E poi Botticino (Brescia), Monte Moro (Genova), Tavolaia di Santa Maria a Monte (Pisa), Pesaro, Varese, Porto Cesareo (Lecce), San Cataldo di Lecce, Trapani. Solo per citare quelli finiti sulle cronache dei giornali. Contarli è impossibile, trovarli sui social facilissimo, avere notizie dalle forze dell’ordine complicato: nessuno tra caserme e questure vuol parlare, indicando sempre qualche altra autorità come responsabile e competente. Il motivo – probabilmente – del cortocircuito a cui s’è assistito questa settimana. Unica certezza: la droga. C’è chi se la porta, ma l’organizzazione della gestione e dello spaccio degli stupefacenti è meticolosa: con persino automobili con sopra i cartelli dei prezzi (Ketamina a 5 euro, Lsd a 10). Non mancano eroina e cocaina. Ogni tribe (così chiamano i vari spazi) è dedita ad un’attività diversa.

C’è anche quella per i pasti, dove la specialità è (ed è stata anche nella Tuscia) la pizza con farina di canapa. Per approvvigionarsi ci sono i supermercati, dove spesso i ravers fanno razzia e pagano con quattro spiccioli: ne sa qualcosa il negozio di Manciano (Grosseto) che ne ha visti entrare otto nudi. In Francia il movimento dei rave è molto forte, in rete ci sono pagine e pagine dedicate agli appuntamenti. In Italia è tutto più nascosto. La testimonianza su quella che chi vi partecipa preferisce definire “subcultura underground” è raccontata in un libro del 2015 sotto la cui pagina ufficiale si ritrova una fetta consistente dei ravers italiani.
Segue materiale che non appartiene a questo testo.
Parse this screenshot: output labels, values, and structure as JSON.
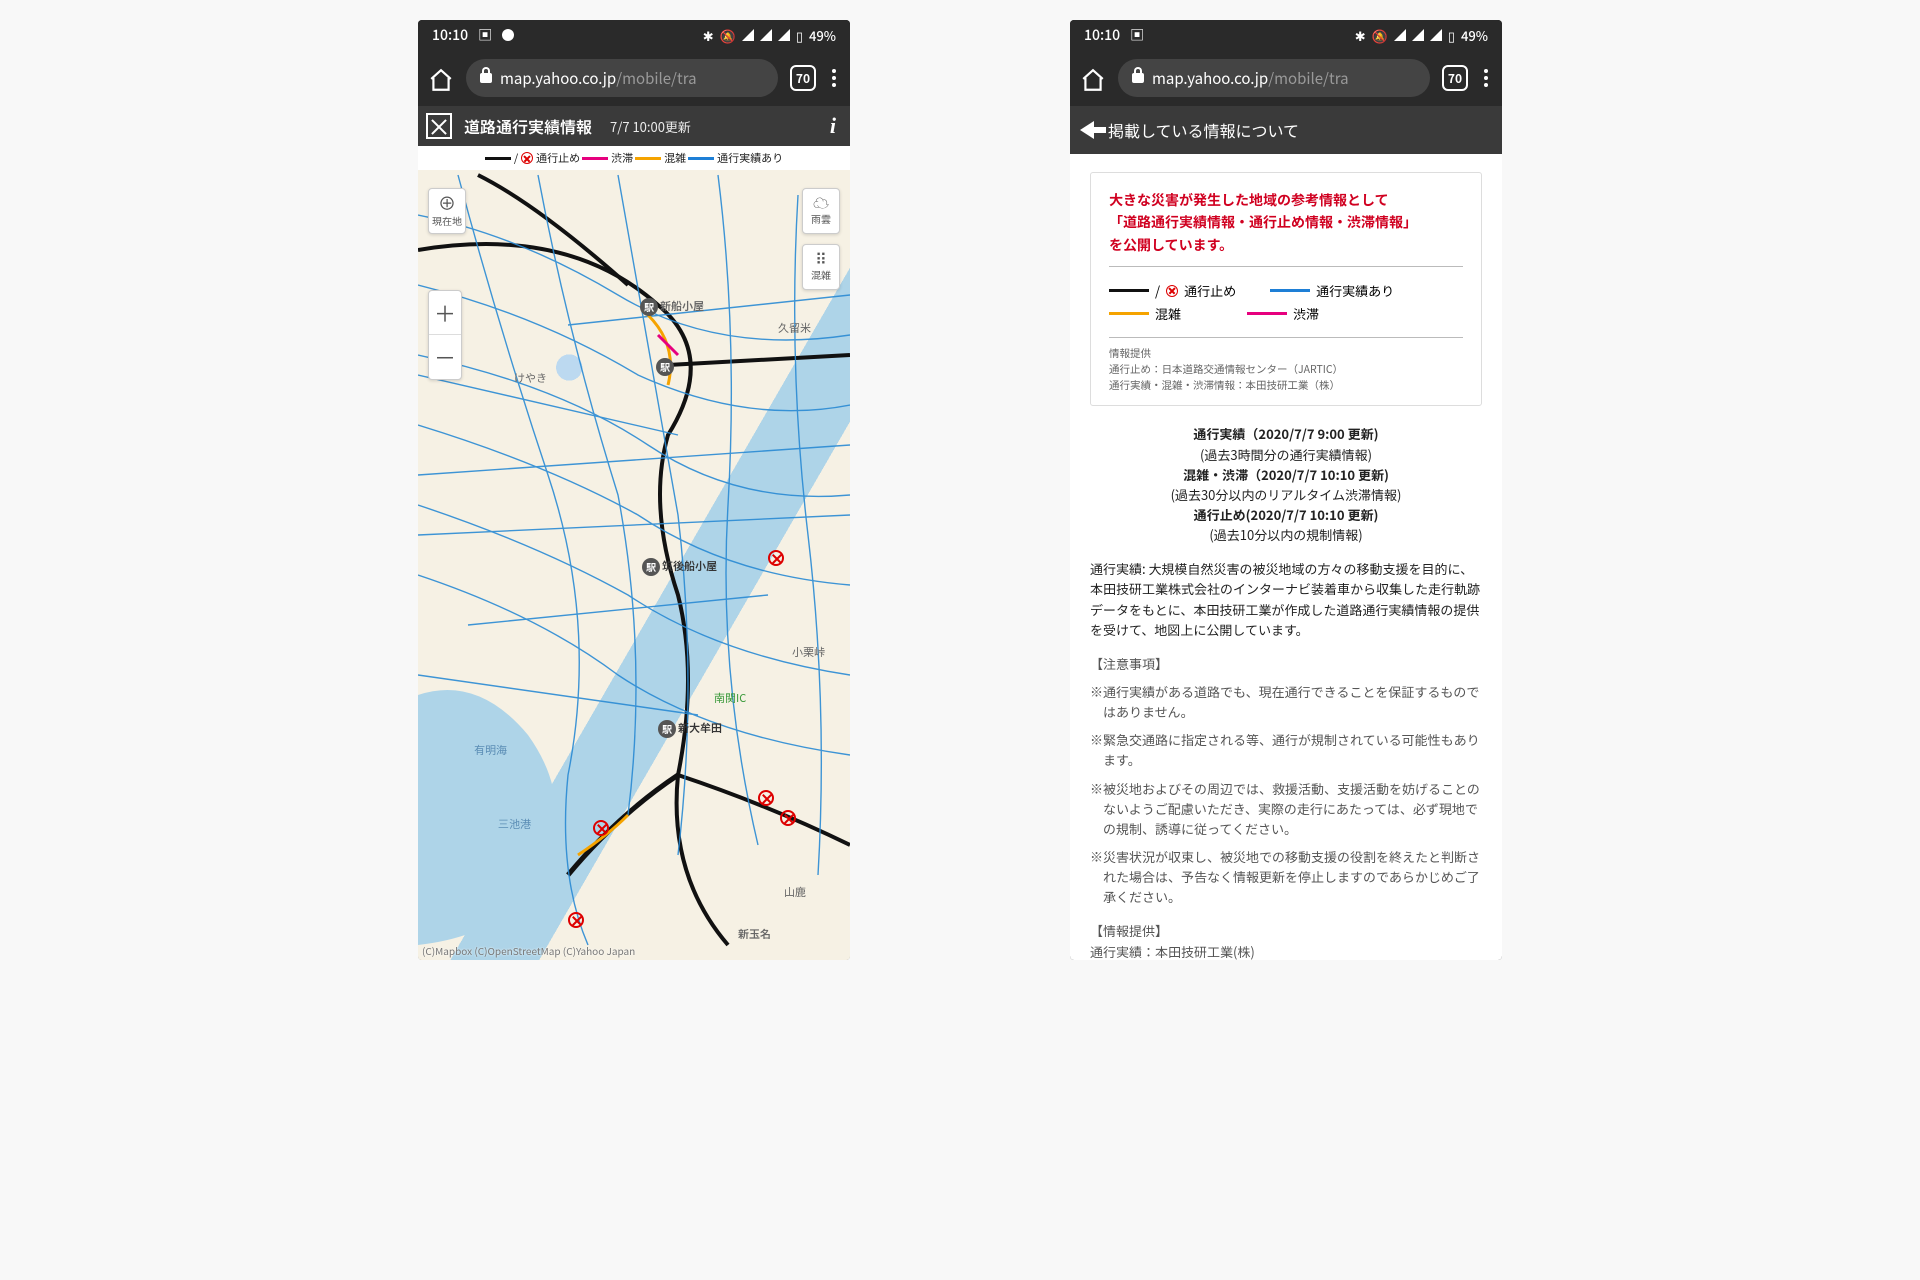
{
  "statusbar": {
    "time": "10:10",
    "battery": "49%"
  },
  "browser": {
    "url_visible_host": "map.yahoo.co.jp",
    "url_visible_path": "/mobile/tra",
    "tab_count": "70"
  },
  "left": {
    "title": "道路通行実績情報",
    "updated": "7/7 10:00更新",
    "legend": {
      "closed": "通行止め",
      "jam": "渋滞",
      "congested": "混雑",
      "passable": "通行実績あり"
    },
    "controls": {
      "current_loc": "現在地",
      "rain": "雨雲",
      "congestion": "混雑"
    },
    "places": {
      "shinsen": "新船小屋",
      "chikugo": "筑後船小屋",
      "shinomuta": "新大牟田",
      "ariake": "有明海",
      "miike": "三池港",
      "nankan_ic": "南関IC",
      "shintamana": "新玉名",
      "kurume": "久留米",
      "keyaki": "けやき",
      "okuri": "小栗峠",
      "yamaga": "山鹿"
    },
    "attribution": "(C)Mapbox (C)OpenStreetMap (C)Yahoo Japan"
  },
  "right": {
    "header": "掲載している情報について",
    "red1": "大きな災害が発生した地域の参考情報として",
    "red2": "「道路通行実績情報・通行止め情報・渋滞情報」",
    "red3": "を公開しています。",
    "legend": {
      "closed": "通行止め",
      "passable": "通行実績あり",
      "congested": "混雑",
      "jam": "渋滞"
    },
    "src_h": "情報提供",
    "src1": "通行止め：日本道路交通情報センター（JARTIC）",
    "src2": "通行実績・混雑・渋滞情報：本田技研工業（株）",
    "updates": {
      "u1_title": "通行実績（2020/7/7 9:00 更新)",
      "u1_sub": "(過去3時間分の通行実績情報)",
      "u2_title": "混雑・渋滞（2020/7/7 10:10 更新)",
      "u2_sub": "(過去30分以内のリアルタイム渋滞情報)",
      "u3_title": "通行止め(2020/7/7 10:10 更新)",
      "u3_sub": "(過去10分以内の規制情報)"
    },
    "para1": "通行実績: 大規模自然災害の被災地域の方々の移動支援を目的に、本田技研工業株式会社のインターナビ装着車から収集した走行軌跡データをもとに、本田技研工業が作成した道路通行実績情報の提供を受けて、地図上に公開しています。",
    "notes_h": "【注意事項】",
    "note1": "※通行実績がある道路でも、現在通行できることを保証するものではありません。",
    "note2": "※緊急交通路に指定される等、通行が規制されている可能性もあります。",
    "note3": "※被災地およびその周辺では、救援活動、支援活動を妨げることのないようご配慮いただき、実際の走行にあたっては、必ず現地での規制、誘導に従ってください。",
    "note4": "※災害状況が収束し、被災地での移動支援の役割を終えたと判断された場合は、予告なく情報更新を停止しますのであらかじめご了承ください。",
    "prov_h": "【情報提供】",
    "prov1": "通行実績：本田技研工業(株)"
  },
  "colors": {
    "closed": "#111111",
    "jam": "#e6007e",
    "congested": "#f5a300",
    "passable": "#1e7fd6"
  }
}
Qui, in queste ore, anche coloro che frequentano abitualmente questo mondo non hanno risparmiato le critiche: «Anche a me piace questo tipo di musica, ma siete entrati in un’azienda privata senza autorizzazione », si legge fra i commenti.

«Sono uno che di rave, teknival e tribe ne ha frequentati e non facciamo finta di niente. Ho visto coi miei occhi genitori strafatti che mentre il loro bimbo di 6 anni chiedeva del latte si facevano le stagnole e le spade. L’arrivo della ketamina e delle droghe pesanti ha devastato questo mondo. Di cultura ne è rimasta ben poca». Eppure, il ballare in un campo invaso, dentro un capannone dismesso, un’ex base militare, in mezzo a centrali elettriche, è considerato un atto di “ribellione anarchica”, un gesto politico anche contro «il ticket da pagare per potersi divertire». E adesso, anche contro i locali chiusi ed i festival di musica elettronica (quelli veri e di grande livello in giro per l’Europa), fermi da due anni per il Covid.